Favourable resolutions to public servants’ difficulties

Dear Editor,
The news media all reported about President David Granger’s meeting with officials of the Guyana Teachers’ Union (GTU). The President’s swift response was surprising to say the least and served to convey the impression that the Administration was concerned about the plight of the nation’s teachers. The interest shown by the State must have been pleasing to the eyes and ears of our teachers who play a tremendous role in moulding and training the nation.
But I have long learnt and strongly believe that the devil is in the details. And it is with that in mind that I have examined what the nation’s teachers have gotten from the President’s intervention. Well, from what is reported, they will receive an interim pay rise of between six to eight per cent. If one is guided by the Public Sector imposed pay rises, it means that no teacher earns more than Gy$299,000 per month. While the President speaks about an educated nation, seemingly in terms of the teachers’ pay packet, scant attention is paid. We are told this is an interim arrangement. But this tune seems familiar. Oh yes, the same thing was told to the public servants in 2016.
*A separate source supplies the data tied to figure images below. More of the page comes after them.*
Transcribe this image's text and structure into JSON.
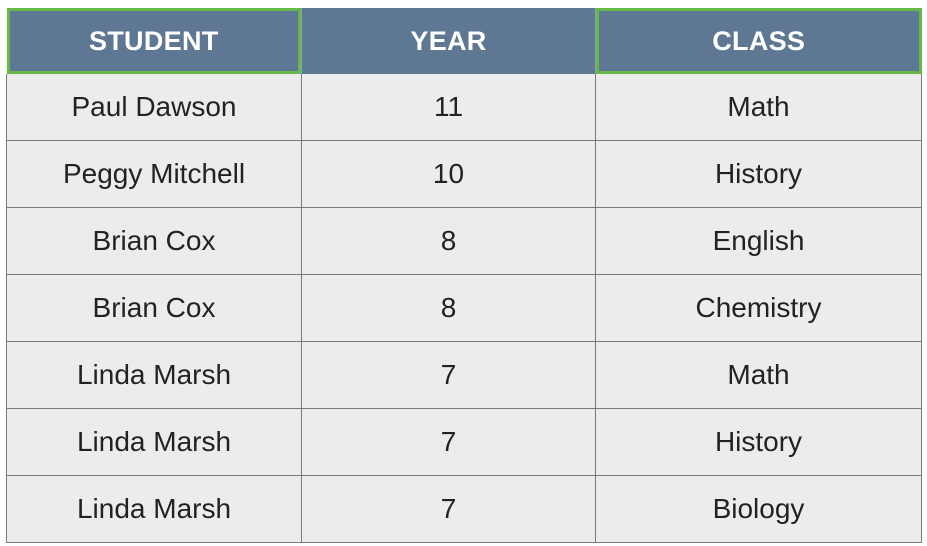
{
  "table": {
    "headers": [
      {
        "label": "STUDENT",
        "highlighted": true
      },
      {
        "label": "YEAR",
        "highlighted": false
      },
      {
        "label": "CLASS",
        "highlighted": true
      }
    ],
    "rows": [
      [
        "Paul Dawson",
        "11",
        "Math"
      ],
      [
        "Peggy Mitchell",
        "10",
        "History"
      ],
      [
        "Brian Cox",
        "8",
        "English"
      ],
      [
        "Brian Cox",
        "8",
        "Chemistry"
      ],
      [
        "Linda Marsh",
        "7",
        "Math"
      ],
      [
        "Linda Marsh",
        "7",
        "History"
      ],
      [
        "Linda Marsh",
        "7",
        "Biology"
      ]
    ]
  },
  "colors": {
    "header_background": "#5e7793",
    "header_text": "#ffffff",
    "highlight_border": "#66b848",
    "cell_background": "#ececec",
    "cell_border": "#7a7a7a"
  }
}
Then with the usual two card trick, the teachers and the public are told that a task force will be established to examine the Union’s concerns and requests. Again, another familiar song is being sung. Our nation is now more than at any other time in its history has a bevy of task forces, committees, Commissions of Inquiry and other such like. The reports which emanated from those exercises lie idly, gathering dust on our leaders’ shelves. Let me hope that the teachers’ task force does not follow its predecessors. Furthermore, the task force, as far as I can see, will only make recommendations which the Administration is not bound to accept. Certainly, the matters of concern could have been settled over the bargaining table. But all in all, one can expect that it’s another smoke screen.
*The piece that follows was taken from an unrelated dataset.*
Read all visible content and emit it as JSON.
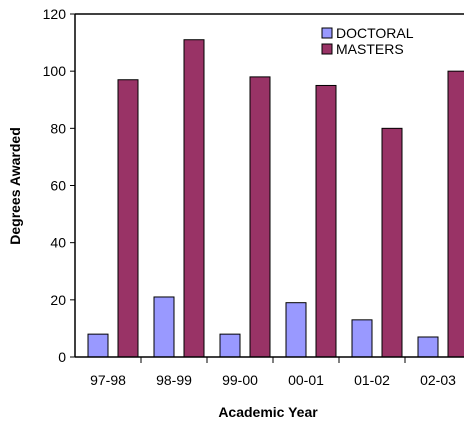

In light of the President’s meeting with the teachers’ union, he is now duty bound to engage the sugar workers and public service unions alike. Both have large segments of workers employed by the State, that have legitimate grouses with the Administration’s approach to them and their representative organisations. I hope the President in similar haste engages the workers and unions concerned towards finding favourable resolutions to their difficulties. Anything less Mr President would be seen as discriminatory.